Monday, Mar. 14, 1932
"Names make news." Last week these names made this news:
One Charlie Cope of Two Rivers. Wis. wrote his wartime friend James Joseph ("Gene") Tunney to ask if he had once taken part in a brawl in a bistro in Romorantin, France. Wrote Fighter Tunney: "How nice of you to send me such a charming letter! It must have been another Marine."

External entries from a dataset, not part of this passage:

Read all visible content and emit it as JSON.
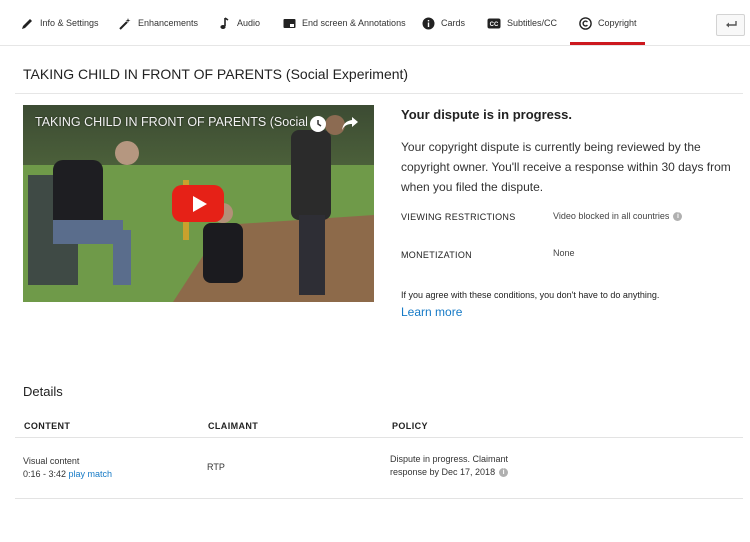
{
  "tabs": [
    {
      "label": "Info & Settings",
      "icon": "pencil-icon"
    },
    {
      "label": "Enhancements",
      "icon": "magic-wand-icon"
    },
    {
      "label": "Audio",
      "icon": "music-note-icon"
    },
    {
      "label": "End screen & Annotations",
      "icon": "end-screen-icon"
    },
    {
      "label": "Cards",
      "icon": "info-icon"
    },
    {
      "label": "Subtitles/CC",
      "icon": "cc-icon"
    },
    {
      "label": "Copyright",
      "icon": "copyright-icon",
      "active": true
    }
  ],
  "back_icon": "back-arrow-icon",
  "video": {
    "title": "TAKING CHILD IN FRONT OF PARENTS (Social Experiment)",
    "thumbnail_title": "TAKING CHILD IN FRONT OF PARENTS (Social Experiment)"
  },
  "dispute": {
    "heading": "Your dispute is in progress.",
    "text": "Your copyright dispute is currently being reviewed by the copyright owner. You'll receive a response within 30 days from when you filed the dispute.",
    "viewing_label": "VIEWING RESTRICTIONS",
    "viewing_value": "Video blocked in all countries",
    "monetization_label": "MONETIZATION",
    "monetization_value": "None",
    "agree_text": "If you agree with these conditions, you don't have to do anything.",
    "learn_more": "Learn more"
  },
  "details": {
    "heading": "Details",
    "columns": {
      "content": "CONTENT",
      "claimant": "CLAIMANT",
      "policy": "POLICY"
    },
    "row": {
      "content_line1": "Visual content",
      "content_range": "0:16 - 3:42",
      "play_match": "play match",
      "claimant": "RTP",
      "policy_line1": "Dispute in progress. Claimant",
      "policy_line2": "response by Dec 17, 2018"
    }
  },
  "colors": {
    "accent_red": "#cc181e",
    "link_blue": "#167ac6",
    "play_red": "#e62117"
  }
}
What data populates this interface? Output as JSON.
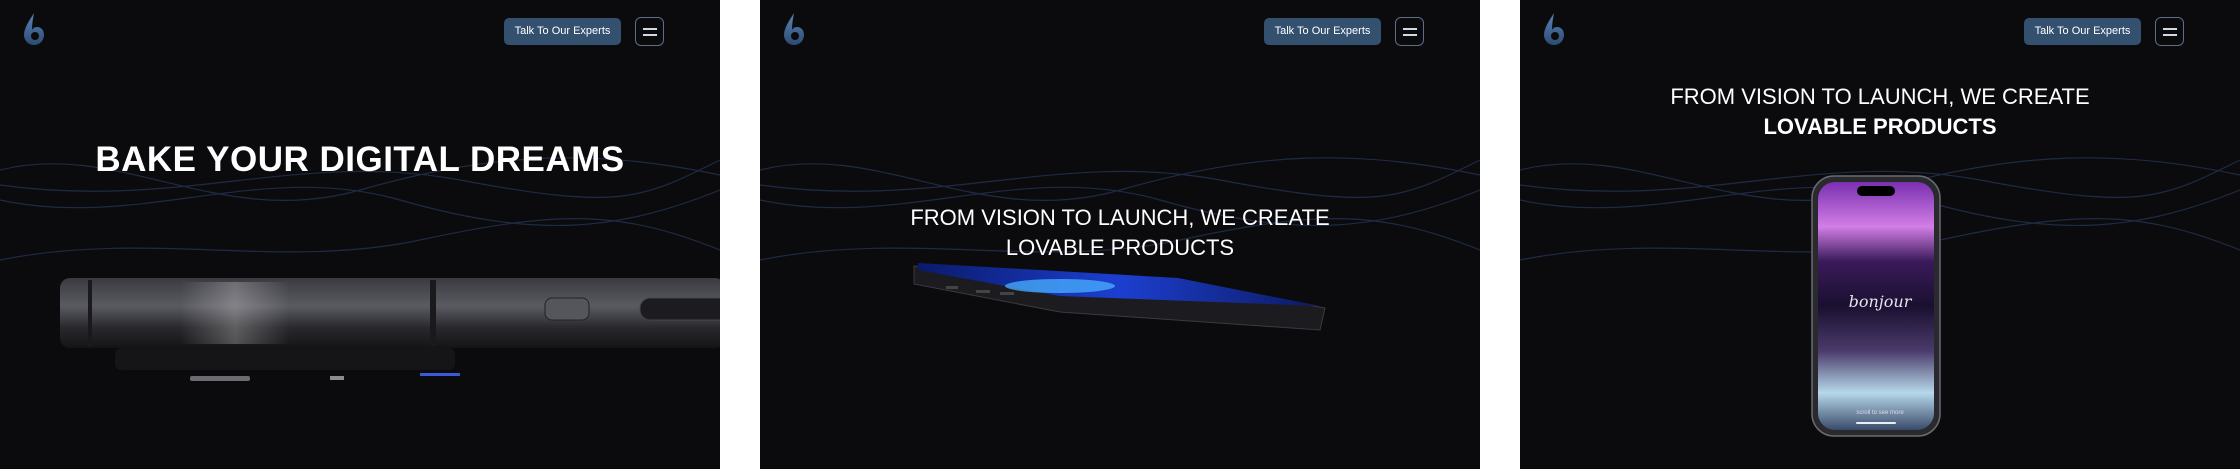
{
  "header": {
    "cta_label": "Talk To Our Experts",
    "logo_icon": "droplet-logo-icon",
    "menu_icon": "hamburger-menu-icon"
  },
  "slides": [
    {
      "title": "BAKE YOUR DIGITAL DREAMS"
    },
    {
      "tagline_line1": "FROM VISION TO LAUNCH, WE CREATE",
      "tagline_line2": "LOVABLE PRODUCTS"
    },
    {
      "tagline_line1": "FROM VISION TO LAUNCH, WE CREATE",
      "tagline_line2": "LOVABLE PRODUCTS",
      "phone_greeting": "bonjour",
      "phone_hint": "scroll to see more"
    }
  ],
  "colors": {
    "background": "#0b0b0d",
    "cta": "#34506f",
    "accent_blue": "#3a6fd8"
  }
}
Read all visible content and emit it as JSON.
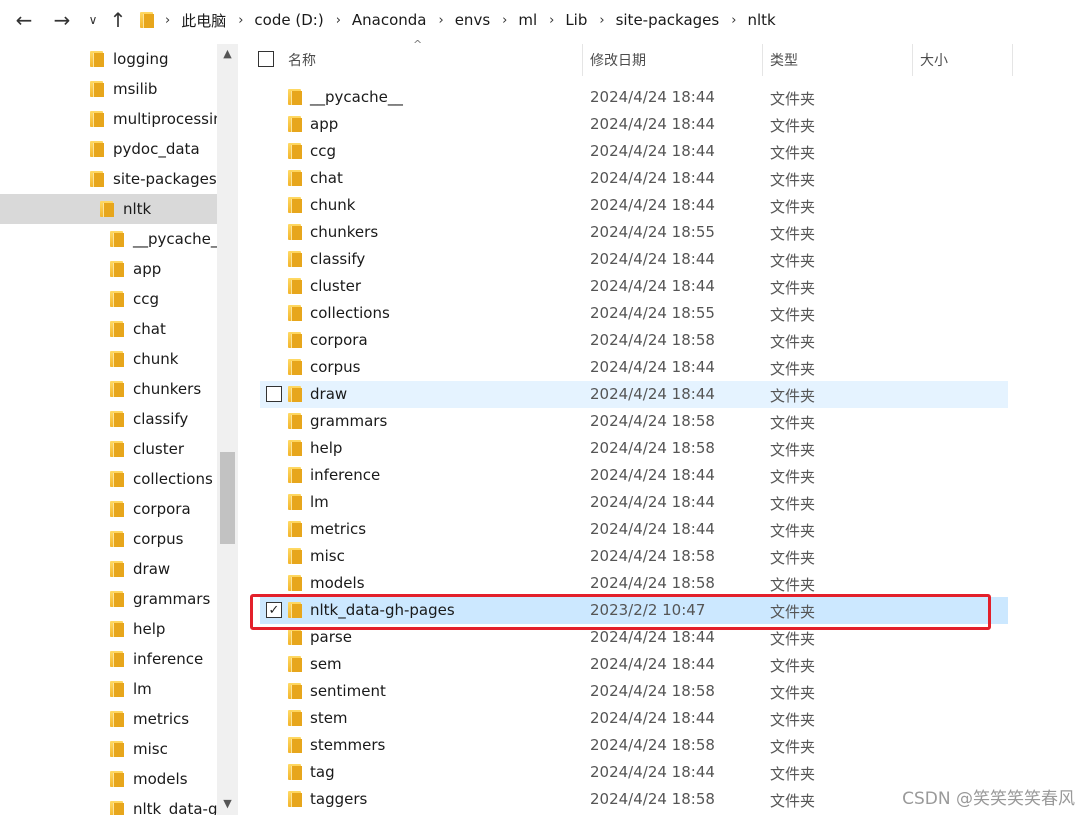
{
  "addressbar": {
    "path": [
      "此电脑",
      "code (D:)",
      "Anaconda",
      "envs",
      "ml",
      "Lib",
      "site-packages",
      "nltk"
    ]
  },
  "nav_tree": {
    "items": [
      {
        "label": "logging"
      },
      {
        "label": "msilib"
      },
      {
        "label": "multiprocessing"
      },
      {
        "label": "pydoc_data"
      },
      {
        "label": "site-packages"
      },
      {
        "label": "nltk"
      },
      {
        "label": "__pycache__"
      },
      {
        "label": "app"
      },
      {
        "label": "ccg"
      },
      {
        "label": "chat"
      },
      {
        "label": "chunk"
      },
      {
        "label": "chunkers"
      },
      {
        "label": "classify"
      },
      {
        "label": "cluster"
      },
      {
        "label": "collections"
      },
      {
        "label": "corpora"
      },
      {
        "label": "corpus"
      },
      {
        "label": "draw"
      },
      {
        "label": "grammars"
      },
      {
        "label": "help"
      },
      {
        "label": "inference"
      },
      {
        "label": "lm"
      },
      {
        "label": "metrics"
      },
      {
        "label": "misc"
      },
      {
        "label": "models"
      },
      {
        "label": "nltk_data-gh-pages"
      }
    ]
  },
  "columns": {
    "name": "名称",
    "date": "修改日期",
    "type": "类型",
    "size": "大小"
  },
  "files": [
    {
      "name": "__pycache__",
      "date": "2024/4/24 18:44",
      "type": "文件夹"
    },
    {
      "name": "app",
      "date": "2024/4/24 18:44",
      "type": "文件夹"
    },
    {
      "name": "ccg",
      "date": "2024/4/24 18:44",
      "type": "文件夹"
    },
    {
      "name": "chat",
      "date": "2024/4/24 18:44",
      "type": "文件夹"
    },
    {
      "name": "chunk",
      "date": "2024/4/24 18:44",
      "type": "文件夹"
    },
    {
      "name": "chunkers",
      "date": "2024/4/24 18:55",
      "type": "文件夹"
    },
    {
      "name": "classify",
      "date": "2024/4/24 18:44",
      "type": "文件夹"
    },
    {
      "name": "cluster",
      "date": "2024/4/24 18:44",
      "type": "文件夹"
    },
    {
      "name": "collections",
      "date": "2024/4/24 18:55",
      "type": "文件夹"
    },
    {
      "name": "corpora",
      "date": "2024/4/24 18:58",
      "type": "文件夹"
    },
    {
      "name": "corpus",
      "date": "2024/4/24 18:44",
      "type": "文件夹"
    },
    {
      "name": "draw",
      "date": "2024/4/24 18:44",
      "type": "文件夹"
    },
    {
      "name": "grammars",
      "date": "2024/4/24 18:58",
      "type": "文件夹"
    },
    {
      "name": "help",
      "date": "2024/4/24 18:58",
      "type": "文件夹"
    },
    {
      "name": "inference",
      "date": "2024/4/24 18:44",
      "type": "文件夹"
    },
    {
      "name": "lm",
      "date": "2024/4/24 18:44",
      "type": "文件夹"
    },
    {
      "name": "metrics",
      "date": "2024/4/24 18:44",
      "type": "文件夹"
    },
    {
      "name": "misc",
      "date": "2024/4/24 18:58",
      "type": "文件夹"
    },
    {
      "name": "models",
      "date": "2024/4/24 18:58",
      "type": "文件夹"
    },
    {
      "name": "nltk_data-gh-pages",
      "date": "2023/2/2 10:47",
      "type": "文件夹"
    },
    {
      "name": "parse",
      "date": "2024/4/24 18:44",
      "type": "文件夹"
    },
    {
      "name": "sem",
      "date": "2024/4/24 18:44",
      "type": "文件夹"
    },
    {
      "name": "sentiment",
      "date": "2024/4/24 18:58",
      "type": "文件夹"
    },
    {
      "name": "stem",
      "date": "2024/4/24 18:44",
      "type": "文件夹"
    },
    {
      "name": "stemmers",
      "date": "2024/4/24 18:58",
      "type": "文件夹"
    },
    {
      "name": "tag",
      "date": "2024/4/24 18:44",
      "type": "文件夹"
    },
    {
      "name": "taggers",
      "date": "2024/4/24 18:58",
      "type": "文件夹"
    }
  ],
  "watermark": "CSDN @笑笑笑笑春风",
  "icons": {
    "back": "back-arrow-icon",
    "forward": "forward-arrow-icon",
    "recent": "chevron-down-icon",
    "up": "up-arrow-icon",
    "folder": "folder-icon"
  },
  "colors": {
    "hover_row": "#e5f3ff",
    "selected_row": "#cce8ff",
    "highlight": "#e3202a",
    "tree_selected": "#d9d9d9"
  }
}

Said Ethel Barrymore, throatily: "It seems to me, sitting at this table with Hauptmann, as if I were sitting at a table with Beethoven, Heine, Goethe -- and Hauptmann. Thank you. I can say no more." Actress Barrymore sat down, sobbed gently into a lace handkerchief. Occasion was a dinner at Manhattan's Lotos Club for Gerhart Hauptmann, famed German dramatist. Sturdy, ruddy at 69, Dramatist Hauptmann was invited to the U. S. by the Carnegie Endowment for International Peace. With him came his second wife and his son, Dr. Benvenuto Hauptmann, translator of Conrad and Kipling, interpreter for his father. At Columbia University Dr. Hauptmann delivered a Goethe centenary address which he was to repeat at Harvard, Johns Hopkins, George Washington University. Said he: "... Man, gripped in disillusionment, blinded by the light of his own achievements, has failed to keep pace with the march of physical accomplishments." Asked in Manhattan if he had more works in mind, he replied, "That rests with God." TIME erred when it reported (Feb. 29) that Henry W. Moltke was a San Francisco taxi driver, instead of a San Francisco policeman. But Policeman Moltke also erred when he told a local judge that he was the grandson of the late great Prussian General Hermuth Carl Bernhard Count von Moltke who died without issue in 1891.